Access the dataset and a sample solution reference using the links below.

Hypothesis Building

State a concise hypothesis connecting features to potential influences on customer churn. If you evaluate more than one hypothesis, build separate pipelines for them and showcase your understanding of pipelines by re-using components.

Standard EDA

  • Covariance and Correlation Matrix: Display matrices to understand feature relationships.
  • Data Quality Check: Handle missing values, outliers, and other data quality issues.

Feature Engineering and Reduction

  • Create a maximum of 6 raw or derived features. Use suitable techniques for feature selection or reduction.

Model Evaluation Metrics

  • Decide on appropriate evaluation metrics for churn and connect them to business KPIs (e.g., customer lifetime value, retention cost).

Model Development

  • Model Creation: Develop at least two models for comparison (e.g., Logistic Regression, Random Forest).
  • Implement hyperparameter tuning for at least one model.

Airflow/Kubeflow Integration

  • Create an Airflow pipeline for data processing and model training.
  • Use Kubeflow for managing the ML workflow on a simulated cluster. Senior+ only

Container Deployment

  • Containerize the model using Docker.
  • Deploy the containerized model on a local cluster with minikube and kind. Senior+ only

Model Deployment Plan and Architecture Design

  • Create a working solution and share recorded video or screenshots.
  • Highlight components for model serving, monitoring, logging, and iteration/updation. Senior+ only
  • Achieve a model accuracy on the test dataset greater than 70%.
  • Packaging: Include a README for installation and execution of the end-to-end pipeline.
  • CI/CD: Implement CI using Github Actions.
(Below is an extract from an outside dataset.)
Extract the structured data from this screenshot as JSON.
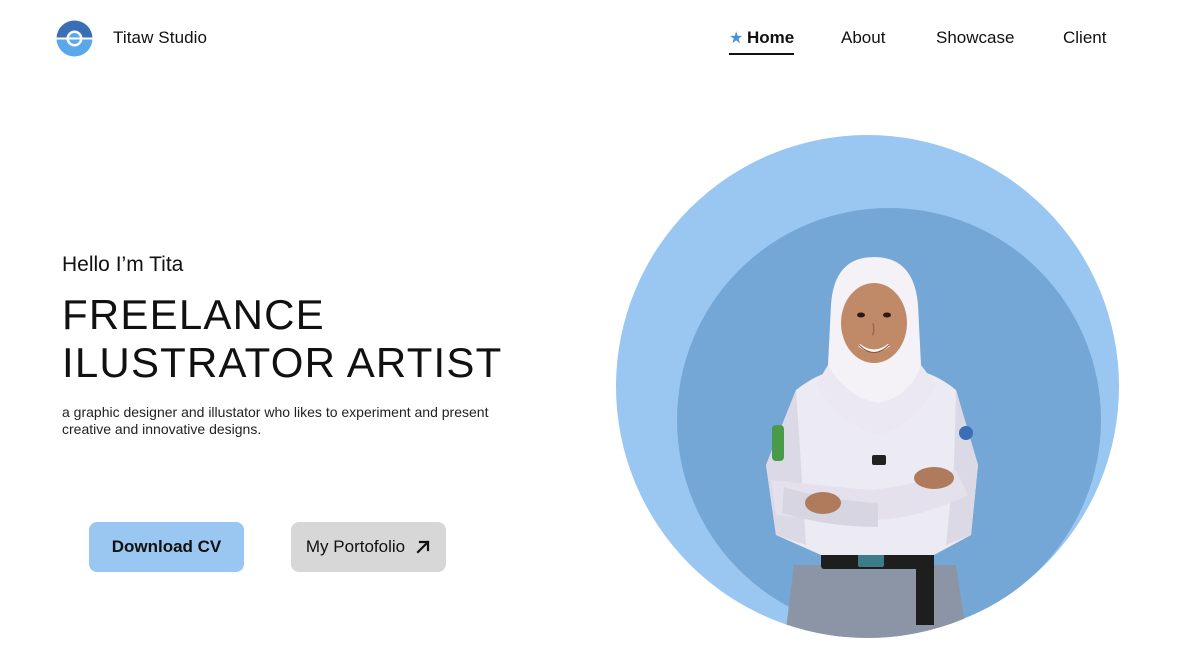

Implement CD if deploying on the cloud with ECR/EC2/EKS. Senior+ only
  • Post Model-Serving Stages: Present a strategic roll-out and A/B/N testing plan. Explain how you would handle drift detection with your pipelines. Senior+ only
  • Documentation Skills: Showcase the documentation's value to the organization.
  • Version Control: Use version control for code and for artifacts (model, data, pipelines). Senior+ only
  • Report (PDF):
    • Pipeline description and design choices.
    • Model performance evaluation.
    • Scaling up the pipeline discussion. Senior+ only
    • Future work discussion.
  • Source Code: All working code.
  • Video/Screenshots: A video or screenshots of a working solution. A 5-minute video pitch explaining the solution and components is preferred.

Timeline

One week for submission. Please contact the appropriate party for any extension requests.

Note

While we are not expecting everything to be covered, please ensure the solution is sufficiently complete for evaluation on coding standards, ML, documentation, and system design.